Passato quindi il microfono alle istituzioni Fabrizio Croce, assessore comunale con delega allo spettacolo dal vivo, ha plaudito al lavoro che sta facendo l’Associazione per riportare la lirica in Umbria, per divulgarla in ambiti dove sinora non era arrivata e per allargare gli spettacoli ad altre città. “Nel mondo musicale contemporaneo, soprattutto all’estero - ha aggiunto - la lirica occupa un ruolo di rilievo, per noi italiani è importante perché è un patrimonio tutto nostro. Interessante anche il fatto che avete aperto le prove alle scuole e spero che facciate anche degli incontri pubblici, in prossimità degli spettacoli, in maniera tale da raccontare quale sia il contesto storico-sociale in cui si vanno ad inserire, perché anche se appartiene a secoli scorsi, si possono sempre ricondurre alla contemporaneità”.

Ed ha aggiunto propositivo: “Stiamo riorganizzando la comunicazione del Comune in materia di cultura e turismo e vorremmo sviluppare anche dei filoni tematici per cui all’interno del nostro Portale si potrebbe aprire una finestra dedicata alla lirica dove poter inserire qualsiasi tipo di evento.”

Sara Bistocchi, presidente dell’Assemblea Legislativa, si è lanciata ancora più avanti, legando addirittura l’opera al Giorno della Memoria: “La musica è larga, è vasta - ha detto -, la lirica affonda in un altro secolo ma è rimasta intatta, è sopravvissuta al passare del tempo e anche agli eventi storici a tutto merito di chi la canta, di chi la suona, di chi la dirige, di chi la mantiene viva, di chi se ne fa custode. Oggi è il 27 gennaio, Giorno della Memoria. C’è un rapporto stretto tra la musica e l’Olocausto. Con un valore positivo ma anche negativo. Perché nei campi di concentramento la musica è stata fonte di sopravvivenza, di resistenza, di dignità. È stata composta nei ghetti, negli accampamenti dei partigiani, tra i rifugiati ma è stata anche strumento di tortura e di sopraffazione, di dominio. Basta ricordare che si suonavano le marcette per accompagnare le persone a morire nei forni crematori”

Il Coro Lirico attualmente è impegnato anche nella formazione di “artisti di coro”, cantanti-attori di qualità, collaborando con il Liceo Musicale Mariotti e con il Conservatorio Morlacchi. Fondato 40 anni fa, ha a lungo affiancato il Teatro Lirico Sperimentale di Spoleto, una collaborazione sinergica che invece attualmente stenta a ripartire nonostante gli interessi finali siano gli stessi. Forse dovrebbe intervenire l’assessorato regionale ma, viene sottolineato, si è in presenza di una diversa mission: la Grande Lirica orientata al rispetto della tradizione e lo Sperimentale alla promozione di nuove voci. Chissà, forse un giorno…
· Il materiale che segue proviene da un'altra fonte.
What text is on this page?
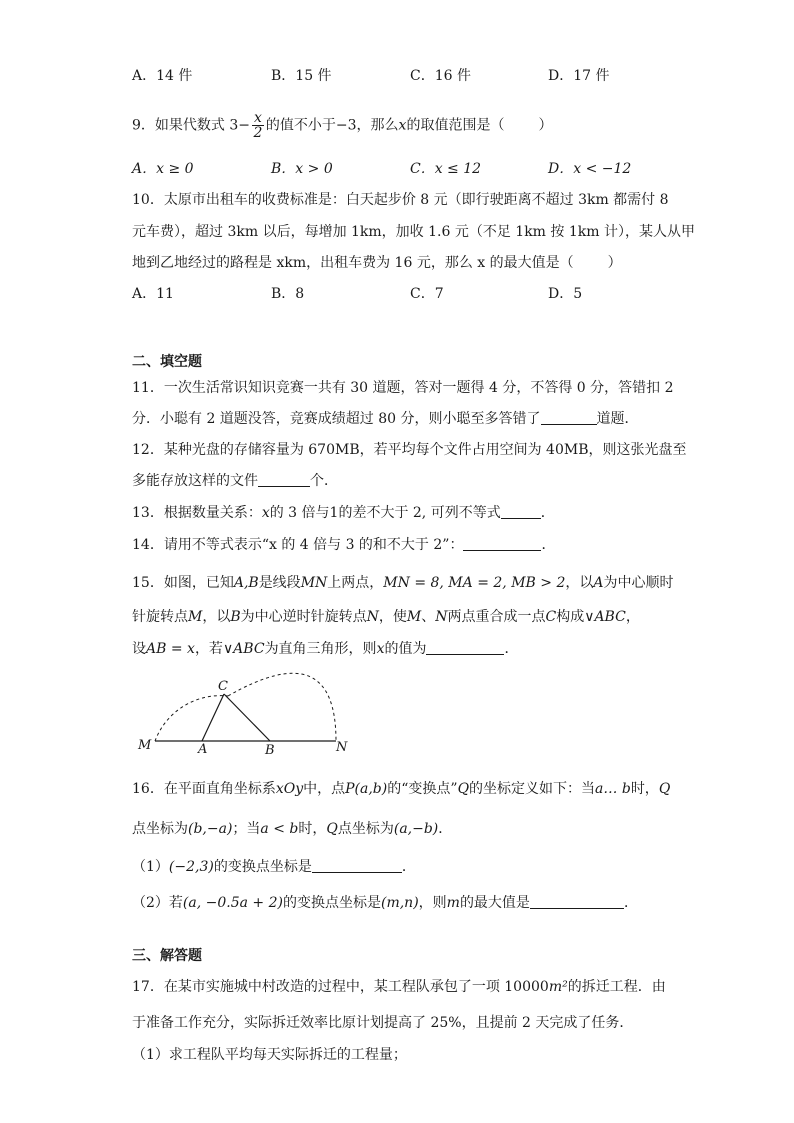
A．14 件	B．15 件	C．16 件	D．17 件
9．如果代数式 $3- \frac{x}{2}$ 的值不小于−3，那么x的取值范围是（ ）
A．x ≥ 0	B．x > 0	C．x ≤ 12	D．x < −12
10．太原市出租车的收费标准是：白天起步价 8 元（即行驶距离不超过 3km 都需付 8
元车费），超过 3km 以后，每增加 1km，加收 1.6 元（不足 1km 按 1km 计），某人从甲
地到乙地经过的路程是 xkm，出租车费为 16 元，那么 x 的最大值是（ ）
A．11	B．8	C．7	D．5
二、填空题
11．一次生活常识知识竞赛一共有 30 道题，答对一题得 4 分，不答得 0 分，答错扣 2
分．小聪有 2 道题没答，竞赛成绩超过 80 分，则小聪至多答错了	道题．
12．某种光盘的存储容量为 670MB，若平均每个文件占用空间为 40MB，则这张光盘至
多能存放这样的文件	个．
13．根据数量关系：x的 3 倍与1的差不大于 2, 可列不等式	．
14．请用不等式表示“x 的 4 倍与 3 的和不大于 2”：	．
15．如图，已知A,B是线段MN上两点，MN = 8, MA = 2, MB > 2，以A为中心顺时
针旋转点M，以B为中心逆时针旋转点N，使M、N两点重合成一点C构成∨ABC，
设AB = x，若∨ABC为直角三角形，则x的值为	．
M	A	B
C
N
16．在平面直角坐标系xOy中，点P(a,b)的“变换点”Q的坐标定义如下：当a… b时，Q
点坐标为(b,−a)；当a < b时，Q点坐标为(a,−b)．
（1）(−2,3)的变换点坐标是	．
（2）若(a, −0.5a + 2)的变换点坐标是(m,n)，则m的最大值是	．
三、解答题
17．在某市实施城中村改造的过程中，某工程队承包了一项 10000m²的拆迁工程．由
于准备工作充分，实际拆迁效率比原计划提高了 25%，且提前 2 天完成了任务．
（1）求工程队平均每天实际拆迁的工程量；
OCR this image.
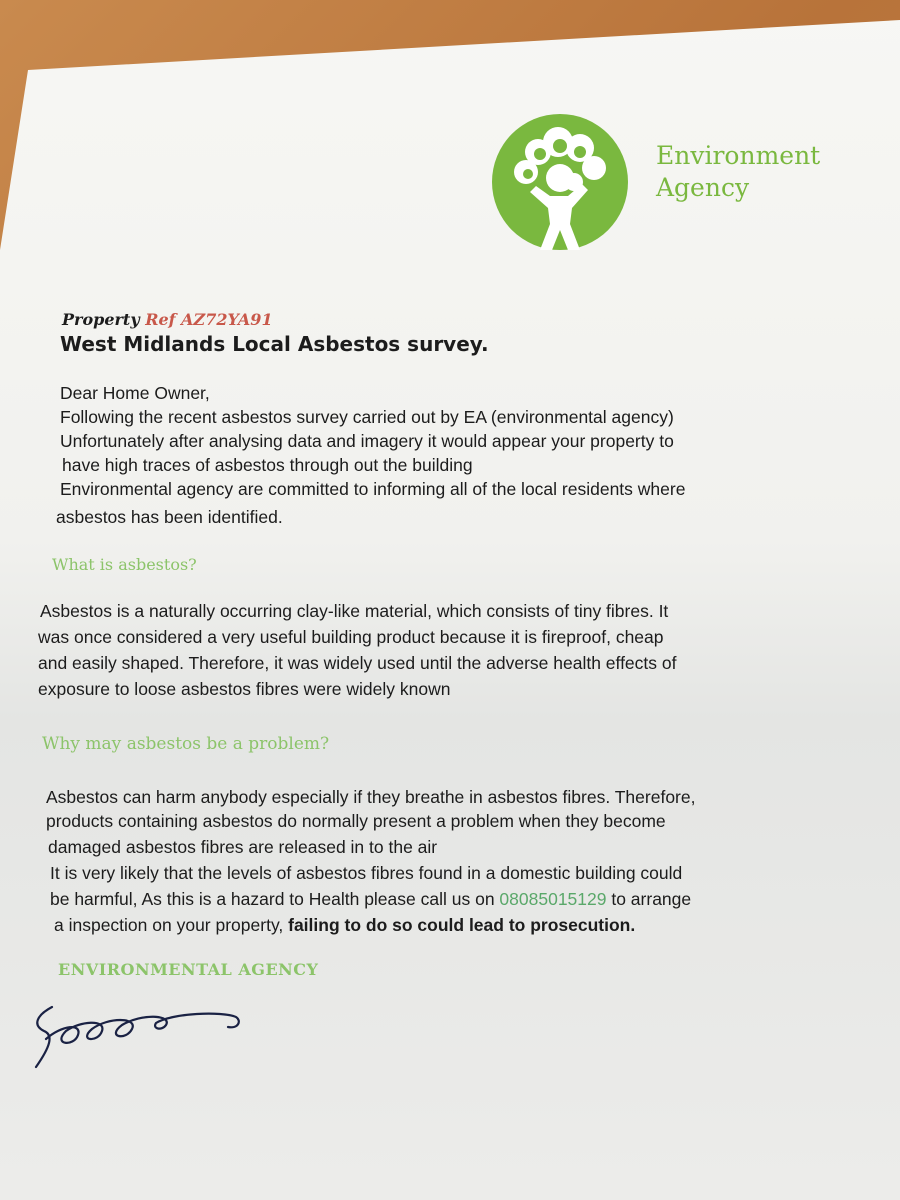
Environment
Agency
Property Ref AZ72YA91
West Midlands Local Asbestos survey.
Dear Home Owner,
Following the recent asbestos survey carried out by EA (environmental agency)
Unfortunately after analysing data and imagery it would appear your property to
have high traces of asbestos through out the building
Environmental agency are committed to informing all of the local residents where
asbestos has been identified.
What is asbestos?
Asbestos is a naturally occurring clay-like material, which consists of tiny fibres. It
was once considered a very useful building product because it is fireproof, cheap
and easily shaped. Therefore, it was widely used until the adverse health effects of
exposure to loose asbestos fibres were widely known
Why may asbestos be a problem?
Asbestos can harm anybody especially if they breathe in asbestos fibres. Therefore,
products containing asbestos do normally present a problem when they become
damaged asbestos fibres are released in to the air
It is very likely that the levels of asbestos fibres found in a domestic building could
be harmful, As this is a hazard to Health please call us on 08085015129 to arrange
a inspection on your property, failing to do so could lead to prosecution.
ENVIRONMENTAL AGENCY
Passando ai dati tecnici l’orchestra impegnata nella Stagione 2026 sarà sempre la stessa, quella del Teatro Goldoni di Livorno che è già dallo scorso anno in partnership con la Grande Lirica, il Coro sarà quello umbro, i solisti verranno selezionati dal Teatro Goldoni mentre i comprimari invece saranno umbri. L’Associazione Amici della Lirica sarà come sempre a fianco promuovendo il cartellone. I posti più costosi si aggireranno intorno ai 50 euro ma per alcuni spettacoli ci saranno anche ingressi molto più popolari a 10 euro.